Action on Poverty (AOP) starts ‘no more dodging’ campaign
Action on Poverty (AOP), the anti-poverty umbrella group campaigning for modernisation and reform of the Social Security system, kicks off its community-based campaign tomorrow, Tuesday 8th October from 9.30am outside the ICC, where campaigners ‘will be distributing leaflets in both English and Spanish setting out the case for reform of what we consider to be an outdated, unacceptably secretive and inadequate Social Security system. Politicians cannot be allowed to dodge these issues anymore,’ Spokesman Felix Alvarez said.
‘‘It’s election time, and the political Parties would like us to believe their Manifesto promises in order to get our vote. We’re glad to see that AOP’s on-going campaign has succeeded in ensuring that all the Party Manifestoes, though in varying degrees, have had to address the reality of economically vulnerable people in our society and the need for a Social Security system overhaul.
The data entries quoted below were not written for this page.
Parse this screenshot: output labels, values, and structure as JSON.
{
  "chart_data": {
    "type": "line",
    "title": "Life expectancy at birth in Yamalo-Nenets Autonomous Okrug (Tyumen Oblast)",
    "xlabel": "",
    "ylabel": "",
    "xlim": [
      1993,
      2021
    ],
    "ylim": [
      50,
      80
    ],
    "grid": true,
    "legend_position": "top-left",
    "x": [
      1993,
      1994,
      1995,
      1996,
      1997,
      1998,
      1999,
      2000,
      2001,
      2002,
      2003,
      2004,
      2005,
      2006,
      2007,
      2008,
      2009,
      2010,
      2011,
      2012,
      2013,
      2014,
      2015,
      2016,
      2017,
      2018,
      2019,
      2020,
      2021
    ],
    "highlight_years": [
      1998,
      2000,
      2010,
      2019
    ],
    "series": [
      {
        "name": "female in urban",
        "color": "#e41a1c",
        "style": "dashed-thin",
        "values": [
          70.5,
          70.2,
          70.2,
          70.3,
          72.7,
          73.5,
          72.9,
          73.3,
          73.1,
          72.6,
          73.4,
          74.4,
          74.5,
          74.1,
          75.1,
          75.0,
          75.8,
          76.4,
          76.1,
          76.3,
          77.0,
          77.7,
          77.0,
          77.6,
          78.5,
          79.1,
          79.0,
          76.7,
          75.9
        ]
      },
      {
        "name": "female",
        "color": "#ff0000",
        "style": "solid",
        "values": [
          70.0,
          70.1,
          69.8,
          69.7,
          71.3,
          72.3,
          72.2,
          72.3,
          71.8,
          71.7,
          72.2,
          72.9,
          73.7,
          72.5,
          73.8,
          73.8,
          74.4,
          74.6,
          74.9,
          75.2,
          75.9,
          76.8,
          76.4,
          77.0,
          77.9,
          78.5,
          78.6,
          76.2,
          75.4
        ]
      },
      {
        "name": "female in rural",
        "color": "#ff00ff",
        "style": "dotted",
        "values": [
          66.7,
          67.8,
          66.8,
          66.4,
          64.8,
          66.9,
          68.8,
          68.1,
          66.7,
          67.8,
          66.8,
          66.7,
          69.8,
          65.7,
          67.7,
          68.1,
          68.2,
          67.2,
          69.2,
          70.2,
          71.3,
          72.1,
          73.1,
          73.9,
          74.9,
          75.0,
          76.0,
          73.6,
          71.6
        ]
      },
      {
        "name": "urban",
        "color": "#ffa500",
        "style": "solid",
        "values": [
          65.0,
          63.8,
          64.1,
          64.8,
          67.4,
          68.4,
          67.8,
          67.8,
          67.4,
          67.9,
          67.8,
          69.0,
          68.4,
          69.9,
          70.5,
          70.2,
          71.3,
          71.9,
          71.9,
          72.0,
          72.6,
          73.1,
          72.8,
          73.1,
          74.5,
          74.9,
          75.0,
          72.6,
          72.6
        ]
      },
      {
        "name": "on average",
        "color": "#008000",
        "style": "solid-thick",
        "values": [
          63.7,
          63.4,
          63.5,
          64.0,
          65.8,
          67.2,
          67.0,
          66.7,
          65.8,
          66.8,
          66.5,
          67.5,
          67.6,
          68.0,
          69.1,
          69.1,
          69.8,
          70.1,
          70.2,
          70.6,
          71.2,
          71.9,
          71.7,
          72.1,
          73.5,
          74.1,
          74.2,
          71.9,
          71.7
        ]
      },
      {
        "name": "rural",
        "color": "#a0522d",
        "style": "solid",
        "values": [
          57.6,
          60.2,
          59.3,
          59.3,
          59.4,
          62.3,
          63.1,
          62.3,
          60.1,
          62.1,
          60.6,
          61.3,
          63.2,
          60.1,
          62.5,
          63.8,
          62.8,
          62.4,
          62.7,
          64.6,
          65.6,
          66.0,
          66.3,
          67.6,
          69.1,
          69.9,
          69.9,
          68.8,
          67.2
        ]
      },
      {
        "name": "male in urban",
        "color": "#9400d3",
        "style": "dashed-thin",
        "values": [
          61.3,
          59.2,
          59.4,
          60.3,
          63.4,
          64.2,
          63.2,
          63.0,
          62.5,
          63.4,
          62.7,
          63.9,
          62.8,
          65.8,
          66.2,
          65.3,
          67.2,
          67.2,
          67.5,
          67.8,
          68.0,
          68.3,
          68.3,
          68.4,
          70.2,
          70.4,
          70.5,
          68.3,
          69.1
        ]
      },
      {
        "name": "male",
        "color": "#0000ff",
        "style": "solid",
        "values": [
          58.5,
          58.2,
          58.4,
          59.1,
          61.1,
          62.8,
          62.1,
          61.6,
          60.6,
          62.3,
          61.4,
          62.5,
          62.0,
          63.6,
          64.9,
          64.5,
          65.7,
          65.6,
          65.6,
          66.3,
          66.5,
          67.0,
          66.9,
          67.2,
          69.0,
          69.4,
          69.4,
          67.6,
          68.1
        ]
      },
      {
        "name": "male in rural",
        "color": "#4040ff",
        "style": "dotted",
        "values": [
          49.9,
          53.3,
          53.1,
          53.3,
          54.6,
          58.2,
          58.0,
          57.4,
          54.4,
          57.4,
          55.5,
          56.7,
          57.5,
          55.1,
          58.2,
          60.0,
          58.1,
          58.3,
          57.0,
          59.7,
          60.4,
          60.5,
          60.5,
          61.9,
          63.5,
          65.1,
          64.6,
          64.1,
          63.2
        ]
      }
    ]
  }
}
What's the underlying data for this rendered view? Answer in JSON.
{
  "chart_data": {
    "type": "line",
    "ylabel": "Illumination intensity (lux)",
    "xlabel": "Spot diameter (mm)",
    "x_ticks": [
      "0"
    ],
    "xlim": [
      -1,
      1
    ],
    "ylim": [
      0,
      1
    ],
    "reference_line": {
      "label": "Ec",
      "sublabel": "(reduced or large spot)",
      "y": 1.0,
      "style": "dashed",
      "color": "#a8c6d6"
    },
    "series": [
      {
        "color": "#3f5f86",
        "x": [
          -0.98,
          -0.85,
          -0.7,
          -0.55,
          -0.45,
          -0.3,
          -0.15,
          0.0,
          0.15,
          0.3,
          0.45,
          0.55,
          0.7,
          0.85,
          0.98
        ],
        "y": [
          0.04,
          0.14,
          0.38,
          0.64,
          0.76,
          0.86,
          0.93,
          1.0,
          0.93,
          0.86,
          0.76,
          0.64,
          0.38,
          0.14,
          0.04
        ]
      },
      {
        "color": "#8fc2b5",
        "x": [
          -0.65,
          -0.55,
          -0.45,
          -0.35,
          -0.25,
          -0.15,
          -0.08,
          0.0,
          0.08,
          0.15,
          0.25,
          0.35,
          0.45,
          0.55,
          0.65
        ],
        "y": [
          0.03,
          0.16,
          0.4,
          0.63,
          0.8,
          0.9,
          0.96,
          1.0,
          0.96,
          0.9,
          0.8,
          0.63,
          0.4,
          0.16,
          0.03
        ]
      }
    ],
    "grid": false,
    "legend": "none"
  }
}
But not all Manifestoes and promises are created equal in this regard, with some Parties, no matter how ‘progressive’, still trying to get away with putting off, side-lining or downright dodging the issues before the electorate. This is far from a respectful democratic response to Civil Society and we’re hoping their public and electoral posture will be corrected.
‘We’re urging people to pay close attention to who is actually stepping up to the plate on these issues, and then vote accordingly. Because it’s not only their lives, but those of their children and grandchildren that are also affected,’ Alvarez stated. ‘Vague words count for nothing if you are a low income pensioner, long- or short-term unemployed, young and dependent on family support, disabled, a one parent family, a carer or an otherwise income marginalised individual. Because, unlike words, their reality cannot and will not go away for political convenience. And it’s precisely in election Manifestoes that voters rightly expect to find clarity and commitment.
‘AOP notes the forthrightness with which the GSD Manifesto has tackled these issues, however. It stands out for having addressed them up front, without manoeuvres to avoid naming the problem in an attempt to bury it deep in other sections of their election Manifesto. And they have pointed out at least some of the solutions. As such, the GSD dedicates a whole section unambiguously headed ‘Social Security and Benefits Reform’ to identifying the problems, and in so doing adopts two core AOP Campaign demands; these being establishing a benchmark ‘Poverty Line’ below which no citizen must fall in order to guarantee a dignified living for all, whether in or out of work; and the systematic periodic review of same. The GSD’s approach is in stark contrast to the manner in which the question of poverty and the social security system’s reform has been diverted, obfuscated, softened or minimised elsewhere.
‘All that said,’ Mr. Alvarez added, ‘all the Parties bar none, and with a marked difference to other aspects of the policies they present in writing, fail to quantify or enumerate clear commitments beyond the very general. And in so doing they all fail to live up to their duty to serve all sectors of this community.
‘With our bilingual launch leaflets, distributed not only on Main Street but also throughout households in Gibraltar as well as widely via social media, we are therefore urging all voters to read all the Parties’ political propaganda at these elections, and think deeply before they vote. Because they, their children and their grandchildren and friends are affected by the social injustices around low income in a Gibraltar which is getting wealthier for the wealthy but more vulnerable for too many others,’ the statement closed.